Re: Using TokeParser with embedded tags
by Ovid (Cardinal) on Aug 22, 2004 at 15:54 UTC

    What version of HTML::TokeParser and HTML::Parser do you have? This works:

    my $html = '<font class="copy">Name<br />Address<br />Country</font>'; my $p2 = new HTML::TokeParser(\$html); while (my $token = $p2->get_tag("font")) { my $text = $p2->get_trimmed_text("/font"); print $text; }

    That prints Name Address Country.

    Also note that HTML::Parser parses texts in 512K chunks. Is there a possibility that your actual program is hitting this barrier? See the $parser->unbroken_text method in the HTML::Parser docs.

    Cheers,
    Ovid

    New address of my CGI Course.

      my $token = $p2->get_tag("font") $name = $p2->get_text(); $token = $p2->get_tag("br"); my $address = $p2->get_text(); $token = $p2->get_tag("br"); my $country = $p2->get_text();
Re: Using TokeParser with embedded tags
by bart (Canon) on Aug 23, 2004 at 01:52 UTC
    When I try this:
    my $html = '<html><font class="copy">Name<br />Address<br />Country</f +ont></html>'; use HTML::TokeParser; my $p2 = new HTML::TokeParser(\$html ); $p2->{textify}{br} = sub { "\n-\n" }; # substitution text for the "br +" tag while (my $token = $p2->get_tag("font")) { my $text = $p2->get_text("/font"); print $text; }
    using the HTML::TokeParser that came with ActivePerl5.8.4 (2.28), I get
    Name - Address - Country
    which seems usable to me.

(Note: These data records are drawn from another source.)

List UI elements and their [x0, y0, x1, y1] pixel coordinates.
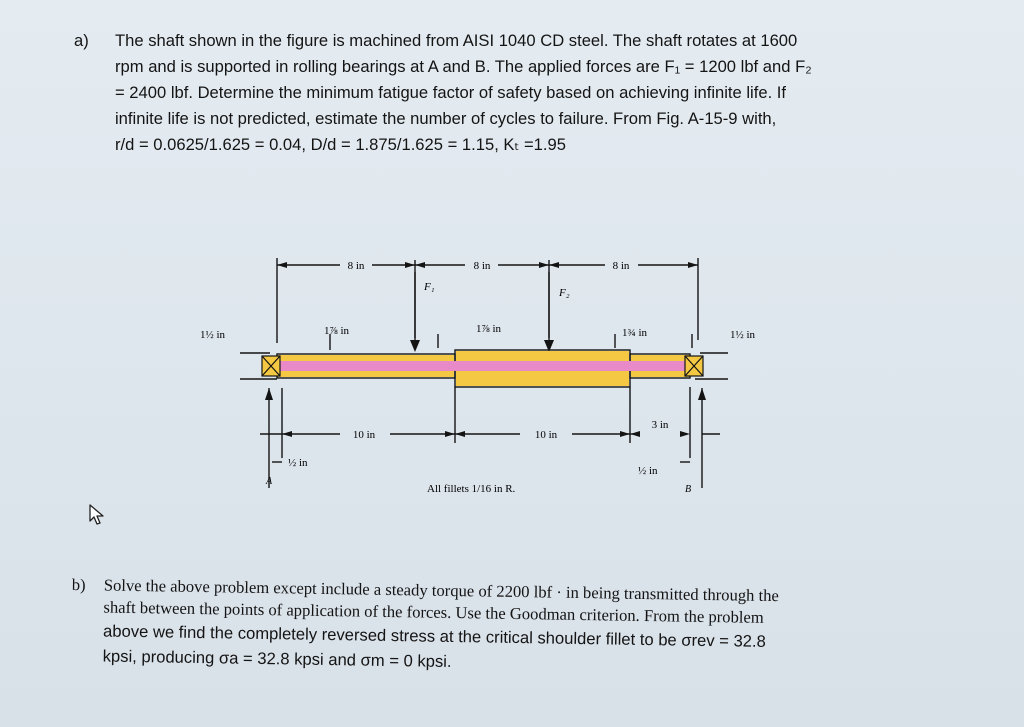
dim-top-2: 8 in — [473, 260, 491, 272]
part-a-line: = 2400 lbf. Determine the minimum fatigue factor of safety based on achieving infinite life. If — [115, 83, 787, 102]
part-a-label: a) — [74, 31, 89, 50]
part-b-line: kpsi, producing σa = 32.8 kpsi and σm = 0 kpsi. — [102, 646, 452, 671]
shaft-figure — [180, 248, 800, 508]
part-a-line: r/d = 0.0625/1.625 = 0.04, D/d = 1.875/1.625 = 1.15, Kₜ =1.95 — [115, 135, 566, 154]
end-dim-a: ½ in — [288, 457, 308, 469]
part-b-label: b) — [71, 574, 86, 595]
diameter-label: 1¾ in — [622, 327, 648, 339]
part-a-line: The shaft shown in the figure is machined from AISI 1040 CD steel. The shaft rotates at 1600 — [115, 31, 798, 50]
force-label-f2: F₂ — [559, 287, 570, 299]
diameter-label: 1½ in — [200, 329, 226, 341]
support-label-b: B — [685, 484, 692, 495]
part-b-line: Solve the above problem except include a steady torque of 2200 lbf · in being transmitted through the — [103, 575, 779, 606]
dim-top-3: 8 in — [612, 260, 630, 272]
part-b-line: shaft between the points of application of the forces. Use the Goodman criterion. From the problem — [103, 597, 764, 627]
part-b-line: above we find the completely reversed stress at the critical shoulder fillet to be σrev = 32.8 — [102, 621, 766, 651]
part-a-line: rpm and is supported in rolling bearings at A and B. The applied forces are F₁ = 1200 lbf and F₂ — [115, 57, 812, 76]
dim-top-1: 8 in — [347, 260, 365, 272]
support-label-a: A — [266, 476, 273, 487]
dim-bottom-2: 10 in — [534, 429, 558, 441]
part-b — [71, 574, 972, 671]
part-b-text — [103, 575, 964, 682]
mouse-pointer-icon — [88, 503, 106, 527]
diameter-label: 1⅞ in — [324, 325, 350, 337]
dim-bottom-3: 3 in — [651, 419, 669, 431]
diameter-label: 1½ in — [730, 329, 756, 341]
part-a-line: infinite life is not predicted, estimate the number of cycles to failure. From Fig. A-15-9 with, — [115, 109, 777, 128]
diameter-label: 1⅞ in — [476, 323, 502, 335]
fillet-note: All fillets 1/16 in R. — [427, 483, 516, 495]
force-label-f1: F₁ — [424, 281, 435, 293]
end-dim-b: ½ in — [638, 465, 658, 477]
dim-bottom-1: 10 in — [352, 429, 376, 441]
part-a-text — [115, 28, 985, 158]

Using an older version (2.05, though that's actually irrelevant), I get
    Name<br />Address<br />Country
    but the cause of that appears to be that its HTML::Parser doesn't grok the XHTML style tags: "<br />". With "<br>" both versions act the same.

    Anyway, with the newest version and using get_trimmed_text(), I get

    Name - Address - Country
    so even my own substitution text gets the same treatment as any other plain text in the HTML, replacing my own inserted newlines with a space. That behaviour doesn't look too useful to me.

    How must one distinguish between the "just whitespace" newlines in the HTML and the meaningful ones representing the linebreak tag? You can't. Bah.